Kudrin proposed wide-ranging structural fixes during the meeting: law enforcement and criminal justice reforms, raising the retirement age to 63 years for both men and women, reducing the role of government in the economy, budget consolidation, public administration reform, and rebalancing budget outlays to favor spending on human capital and infrastructure. The key factor for longterm development, Kudrin said, is low and predictable inflation rate of about 3-4 percent annually.
Kudrin’s proposals clashed with the plans mooted by two other heavyweights on the Council: business ombudsman Boris Titov and Putin’s own adviser on economics Sergei Glaziev. The two proposed a targeted monetary expansion totaling 1.5 trillion rubles ($220 billion) per year.
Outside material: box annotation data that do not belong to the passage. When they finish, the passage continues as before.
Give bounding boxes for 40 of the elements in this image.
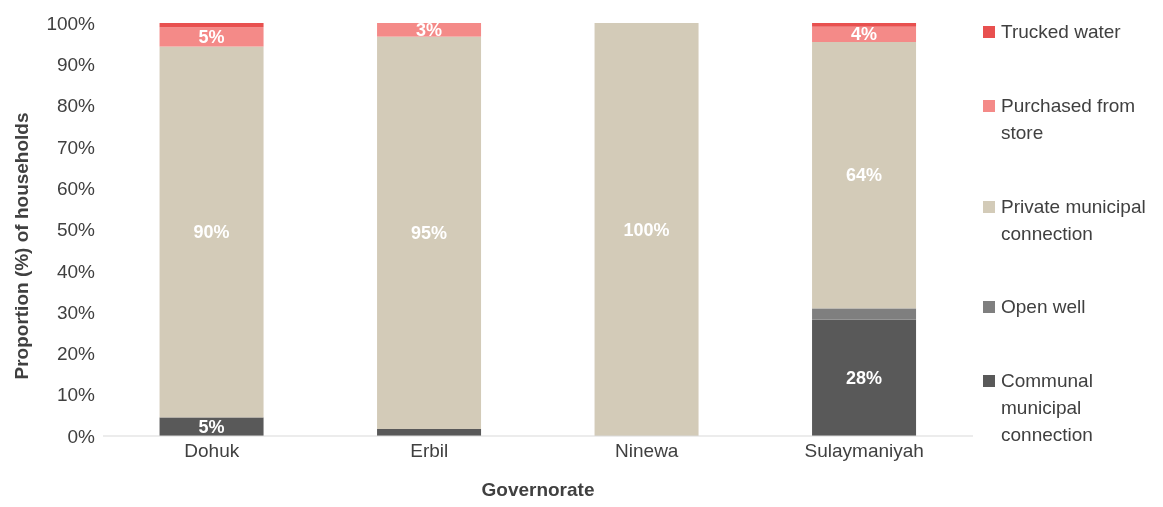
legend-label: Purchased from store	[1001, 93, 1137, 145]
y-tick-label: 0%	[67, 425, 96, 447]
bar	[159, 27, 264, 47]
bar	[812, 42, 917, 309]
legend-label: Trucked water	[1001, 20, 1122, 44]
y-tick-label: 30%	[56, 301, 96, 323]
data-label: 3%	[416, 19, 443, 40]
y-tick-label: 70%	[56, 136, 96, 158]
data-label: 5%	[198, 416, 225, 437]
legend-label: Communal municipal connection	[1001, 369, 1094, 447]
bar	[159, 23, 264, 28]
y-tick-label: 10%	[56, 384, 96, 406]
data-label: 64%	[846, 165, 883, 186]
y-tick-label: 80%	[56, 95, 96, 117]
data-label: 95%	[411, 222, 448, 243]
y-tick-label: 100%	[46, 12, 96, 34]
data-label: 4%	[851, 24, 878, 45]
x-tick-label: Dohuk	[184, 440, 240, 462]
bar	[812, 23, 917, 27]
y-tick-label: 90%	[56, 54, 96, 76]
y-tick-label: 20%	[56, 343, 96, 365]
y-tick-label: 50%	[56, 219, 96, 241]
data-label: 28%	[846, 367, 883, 388]
bar	[377, 36, 482, 429]
y-tick-label: 60%	[56, 177, 96, 199]
x-axis-title: Governorate	[481, 479, 595, 500]
bar	[594, 23, 699, 436]
legend-label: Private municipal connection	[1001, 194, 1147, 246]
data-label: 5%	[198, 26, 225, 47]
bar	[159, 46, 264, 418]
x-tick-label: Erbil	[410, 440, 449, 462]
legend-label: Open well	[1001, 295, 1087, 320]
bar	[812, 319, 917, 436]
x-tick-label: Ninewa	[615, 440, 679, 462]
data-label: 90%	[193, 221, 230, 242]
y-axis-title: Proportion (%) of households	[10, 112, 32, 380]
bar	[812, 308, 917, 320]
y-tick-label: 40%	[56, 260, 96, 282]
x-tick-label: Sulaymaniyah	[804, 440, 924, 462]
data-label: 100%	[623, 219, 670, 240]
The sum would allegedly be spent on targeted loans to the private sector in order to stimulate growth in the real economy. Titov was pleased that his ideas had gotten a hearing. “We managed to present a break with a dogma that has existed for many years”, he said. For the first time, the group had “discussed alternatives”.
Kudrin is widely known and respected abroad as a liberal reformer, but his reputation in Russia is more checkered. He was instrumental in setting up a state sovereign wealth fund by setting aside billions of dollars during the fat years of high oil prices—a move seen as wise and prudent by most Western observers. But though the fund helped Russia weather the worst of the financial crisis of 2008, it has long been a temptation to cronyism. Sergei Aleksashenko, a former deputy chairman of the Central Bank of Russia, pointed out in 2010 that Kudrin himself had diverted funds to bail out a bank on whose advisory board he sat just as the crisis was hitting. And no money from the fund was ever spent on improving human capital or infrastructure.
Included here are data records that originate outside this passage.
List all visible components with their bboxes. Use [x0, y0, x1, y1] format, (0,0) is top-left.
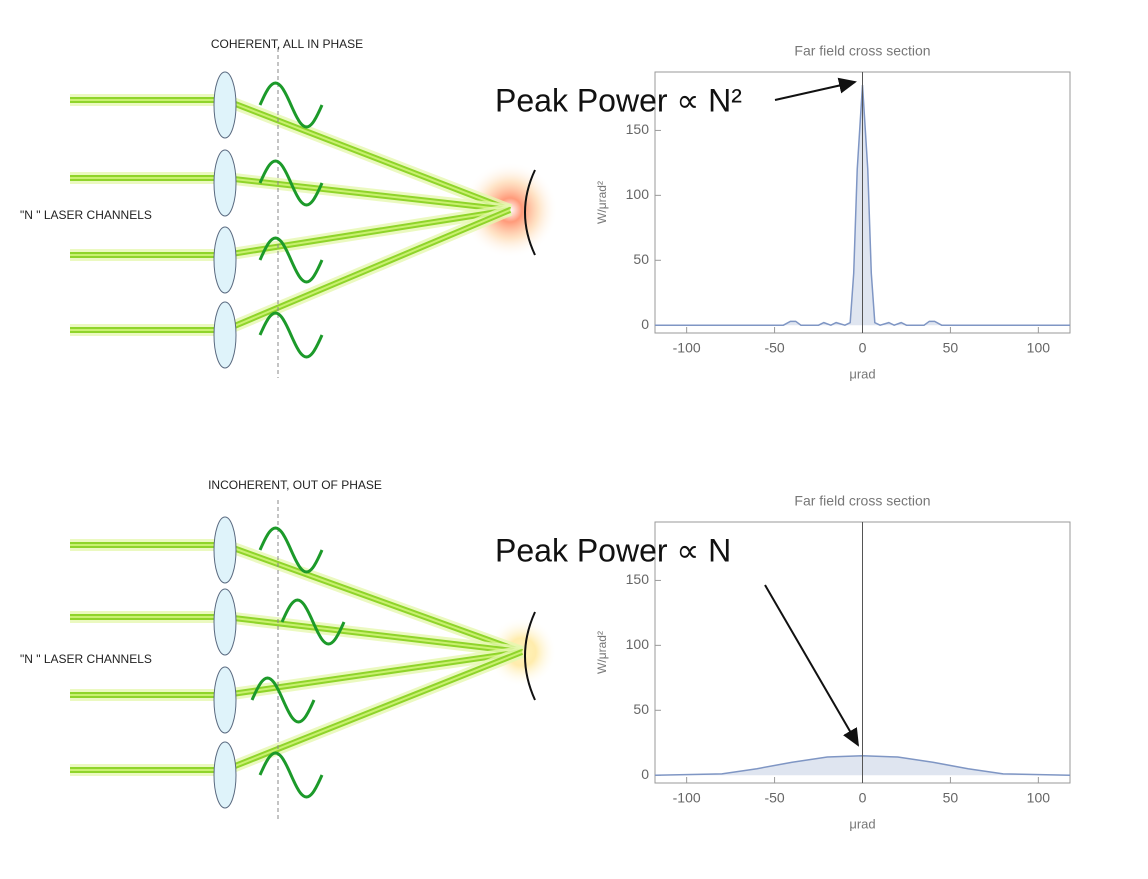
laser-beam: [70, 209, 511, 331]
phase-wave: [258, 751, 324, 799]
x-tick-label: -50: [764, 790, 784, 806]
y-axis-label: W/μrad²: [595, 631, 609, 674]
y-tick-label: 150: [626, 121, 650, 137]
y-axis-label: W/μrad²: [595, 181, 609, 224]
laser-beam: [70, 97, 512, 213]
phase-wave: [250, 676, 316, 724]
lens: [213, 666, 237, 734]
laser-beam: [70, 204, 513, 336]
chart-title: Far field cross section: [794, 493, 930, 509]
laser-beam: [70, 649, 524, 773]
target-arc: [524, 169, 536, 256]
x-tick-label: 50: [943, 340, 959, 356]
x-tick-label: 100: [1027, 790, 1051, 806]
panel-title: INCOHERENT, OUT OF PHASE: [208, 478, 382, 492]
lens: [213, 516, 237, 584]
chart-title: Far field cross section: [794, 43, 930, 59]
lens: [213, 588, 237, 656]
channels-label: "N " LASER CHANNELS: [20, 652, 152, 666]
y-tick-label: 0: [641, 766, 649, 782]
laser-beam: [70, 651, 523, 771]
y-tick-label: 100: [626, 186, 650, 202]
phase-wave: [258, 526, 324, 574]
y-tick-label: 150: [626, 571, 650, 587]
x-tick-label: 100: [1027, 340, 1051, 356]
channels-label: "N " LASER CHANNELS: [20, 208, 152, 222]
x-tick-label: 0: [859, 790, 867, 806]
lens: [213, 71, 237, 139]
lens: [213, 226, 237, 294]
x-axis-label: μrad: [849, 366, 875, 381]
lens: [213, 149, 237, 217]
x-tick-label: 0: [859, 340, 867, 356]
x-axis-label: μrad: [849, 816, 875, 831]
phase-wave: [258, 159, 324, 207]
phase-wave: [258, 81, 324, 129]
x-tick-label: -100: [673, 790, 701, 806]
laser-beam: [70, 646, 525, 776]
y-tick-label: 50: [633, 251, 649, 267]
panel-title: COHERENT, ALL IN PHASE: [211, 37, 363, 51]
lens: [213, 301, 237, 369]
phase-wave: [258, 236, 324, 284]
lens: [213, 741, 237, 809]
laser-beam: [70, 99, 511, 211]
target-arc: [524, 611, 536, 701]
laser-beam: [70, 207, 512, 333]
x-tick-label: -50: [764, 340, 784, 356]
y-tick-label: 50: [633, 701, 649, 717]
y-tick-label: 100: [626, 636, 650, 652]
annotation: Peak Power ∝ N: [495, 532, 731, 568]
laser-beam: [70, 94, 513, 216]
y-tick-label: 0: [641, 316, 649, 332]
x-tick-label: -100: [673, 340, 701, 356]
phase-wave: [280, 598, 346, 646]
annotation: Peak Power ∝ N²: [495, 82, 742, 118]
annotation-arrow: [764, 584, 860, 747]
x-tick-label: 50: [943, 790, 959, 806]
phase-wave: [258, 311, 324, 359]
annotation-arrow: [774, 77, 857, 101]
Titov, for his part, ran a successful business before he was appointed as business ombudsman. And Glaziev, a full member of the Russian Academy of Sciences, is most well known for aggressive anti-American rhetoric, as well as for some heterodox pronouncements on the basic laws of economics. For example, a few years back, Glaziev threatened that Russian companies would simply default on all their outstanding foreign loans in response to Western sanctions. More recently, perhaps echoing the profound economic insights of Venezuela’s own economics minister, he proposed to fix the dollar’s exchange rate at 25 rubles (it is 66 rubles today) because this is the “real” rate.
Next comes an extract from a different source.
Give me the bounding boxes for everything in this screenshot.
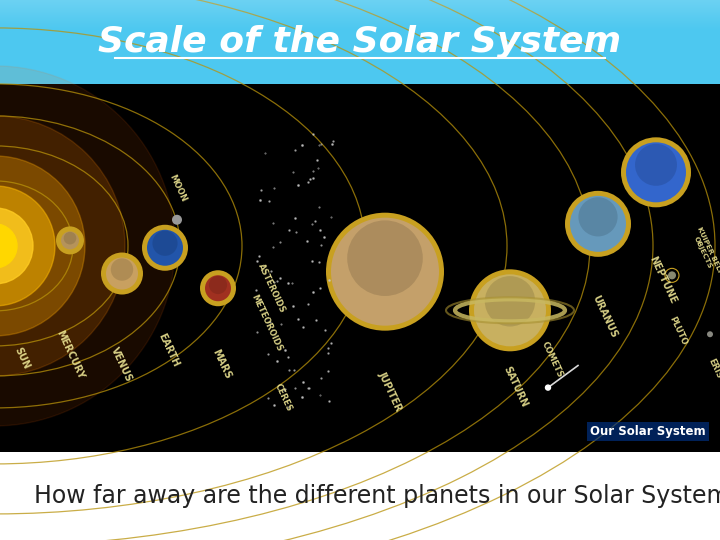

Before the Council met, Kremlin Spokesman Dmitry Peskov said this would be more of a brainstorming session for new ideas and proposals, but that no final decisions would be made. After the meeting Peskov said Vladimir Putin “took into account all points of view and was satisfied.”
Kudrin, who was modern Russia’s longest-serving Finance Minister, from 2000-2011, was appointed a Deputy Chief of Presidential Economic Council in late April of this year. Rumors had been circulating in the press that he might have a shot at getting back his old position, or even that he might get tapped for Prime Minister. But neither outcome was likely. Becoming Finance Minister is out of question while Dmitri Medvedev heads the government, since it was Medvedev who fired Kudrin at the end of his term for publicly criticizing him. Their personal dynamic is said to be frosty, to put it mildly. And the Prime Ministership is impossible because Vladimir Putin would not do that to his loyal ally Medvedev. Why? Putin never turns his allies into his enemies, especially if they have a not insignificant level of support among liberal Russians. So Kudrin seemingly took the best option offered to him. (The top spot on the Presidential Council, alas, was also not available, as it is already occupied by the most sophisticated economist in all of Russia: Putin himself.)
Kudrin’s appointment is therefore a half-measure any way you look at it—Glaziev remains closer to Putin since he advises him directly. Nevertheless, it shows that Putin is keen on courting foreign investment, which he needs to help revive Russia’s moribund economy. But whatever liberal measures are in the end accepted, they can only go so far. His kleptocratic regime can only take so much transparency and reform.
Peskov indicated that Putin has not decided anything yet, and that further “brainstorming sessions” are ahead.